The best protection against the illness is the flu shot. Anyone six months of age or older should get the shot if they haven't already had one this season. It takes about two weeks for the body to build up protection after getting the flu vaccine, so the sooner you get the vaccine, the better.

The flu is a contagious respiratory illness caused by the influenza virus. It can cause mild to severe illness and can be deadly - especially to vulnerable people, including the very young, the elderly and those with certain chronic health conditions. Symptoms can include a sudden onset of fever, dry cough, headache, muscle aches, tiredness, sore throat, and nasal congestion or stuffiness.

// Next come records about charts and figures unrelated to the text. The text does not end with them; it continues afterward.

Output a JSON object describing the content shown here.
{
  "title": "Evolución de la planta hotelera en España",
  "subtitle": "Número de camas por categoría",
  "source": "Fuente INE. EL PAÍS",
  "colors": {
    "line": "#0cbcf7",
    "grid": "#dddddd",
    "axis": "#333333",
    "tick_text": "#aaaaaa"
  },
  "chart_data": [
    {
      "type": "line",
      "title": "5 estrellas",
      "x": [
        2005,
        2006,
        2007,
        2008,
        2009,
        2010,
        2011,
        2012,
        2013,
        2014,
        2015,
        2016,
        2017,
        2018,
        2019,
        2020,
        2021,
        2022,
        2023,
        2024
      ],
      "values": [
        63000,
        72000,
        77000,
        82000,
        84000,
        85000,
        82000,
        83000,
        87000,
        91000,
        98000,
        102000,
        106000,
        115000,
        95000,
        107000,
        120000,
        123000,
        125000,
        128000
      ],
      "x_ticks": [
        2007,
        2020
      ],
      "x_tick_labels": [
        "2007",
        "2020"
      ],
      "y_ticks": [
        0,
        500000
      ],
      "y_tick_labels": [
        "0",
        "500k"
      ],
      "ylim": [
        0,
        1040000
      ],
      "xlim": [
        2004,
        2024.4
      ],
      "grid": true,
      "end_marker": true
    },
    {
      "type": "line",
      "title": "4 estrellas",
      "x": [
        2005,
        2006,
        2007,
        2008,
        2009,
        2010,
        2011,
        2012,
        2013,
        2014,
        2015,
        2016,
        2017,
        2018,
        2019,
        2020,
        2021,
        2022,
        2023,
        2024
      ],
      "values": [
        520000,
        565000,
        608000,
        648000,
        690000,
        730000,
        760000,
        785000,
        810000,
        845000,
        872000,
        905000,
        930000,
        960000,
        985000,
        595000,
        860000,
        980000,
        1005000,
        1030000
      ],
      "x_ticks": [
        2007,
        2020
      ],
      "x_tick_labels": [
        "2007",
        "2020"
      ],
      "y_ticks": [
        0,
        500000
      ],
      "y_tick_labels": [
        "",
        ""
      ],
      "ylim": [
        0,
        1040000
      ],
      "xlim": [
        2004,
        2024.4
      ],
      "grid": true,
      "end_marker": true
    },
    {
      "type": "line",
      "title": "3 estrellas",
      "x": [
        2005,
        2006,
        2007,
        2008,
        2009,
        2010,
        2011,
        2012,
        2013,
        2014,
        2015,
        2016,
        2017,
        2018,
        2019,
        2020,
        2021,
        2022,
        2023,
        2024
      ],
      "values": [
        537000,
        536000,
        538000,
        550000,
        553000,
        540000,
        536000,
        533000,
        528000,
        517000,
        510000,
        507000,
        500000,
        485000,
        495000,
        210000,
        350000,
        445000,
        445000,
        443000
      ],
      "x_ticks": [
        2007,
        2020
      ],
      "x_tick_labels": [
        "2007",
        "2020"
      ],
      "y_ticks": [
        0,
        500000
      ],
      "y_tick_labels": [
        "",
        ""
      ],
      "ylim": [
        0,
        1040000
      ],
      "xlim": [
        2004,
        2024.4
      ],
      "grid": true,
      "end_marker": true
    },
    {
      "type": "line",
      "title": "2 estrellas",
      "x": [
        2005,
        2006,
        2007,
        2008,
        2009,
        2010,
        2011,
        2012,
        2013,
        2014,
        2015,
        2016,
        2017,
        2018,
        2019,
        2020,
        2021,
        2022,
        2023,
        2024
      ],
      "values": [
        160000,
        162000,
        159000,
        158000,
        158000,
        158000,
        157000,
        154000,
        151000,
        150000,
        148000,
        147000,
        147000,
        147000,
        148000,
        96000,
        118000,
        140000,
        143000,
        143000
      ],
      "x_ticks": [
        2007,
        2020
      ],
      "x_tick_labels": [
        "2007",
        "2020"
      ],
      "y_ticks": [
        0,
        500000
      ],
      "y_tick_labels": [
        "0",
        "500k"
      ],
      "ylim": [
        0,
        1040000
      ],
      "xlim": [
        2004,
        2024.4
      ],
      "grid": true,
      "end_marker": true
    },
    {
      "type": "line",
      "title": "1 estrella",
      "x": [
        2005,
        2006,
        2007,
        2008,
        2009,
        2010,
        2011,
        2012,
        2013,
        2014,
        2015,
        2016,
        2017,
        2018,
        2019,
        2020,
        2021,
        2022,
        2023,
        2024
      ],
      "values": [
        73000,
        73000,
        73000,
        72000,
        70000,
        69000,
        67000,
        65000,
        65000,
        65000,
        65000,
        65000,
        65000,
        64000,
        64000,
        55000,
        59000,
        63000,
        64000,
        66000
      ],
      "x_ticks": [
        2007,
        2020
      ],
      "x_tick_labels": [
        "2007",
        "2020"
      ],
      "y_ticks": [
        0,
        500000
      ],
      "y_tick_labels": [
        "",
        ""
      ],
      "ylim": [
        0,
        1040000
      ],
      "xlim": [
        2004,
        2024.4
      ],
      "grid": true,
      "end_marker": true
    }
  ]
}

In addition to receiving a flu shot, South Carolinians are encouraged to take the following preventive measures:

  • Avoid people who are sick.
  • Stay home from work, school, and errands if you are sick. By doing so, you will help keep others from getting sick, too.
  • Cover your mouth and nose when you cough or sneeze. Use a tissue if one is handy. Throw it away immediately after use.
  • Wash your hands often and thoroughly.
  • Avoid touching your eyes, nose or mouth. Germs are often spread when someone touches something that is covered with germs and then touches their eyes, nose or mouth.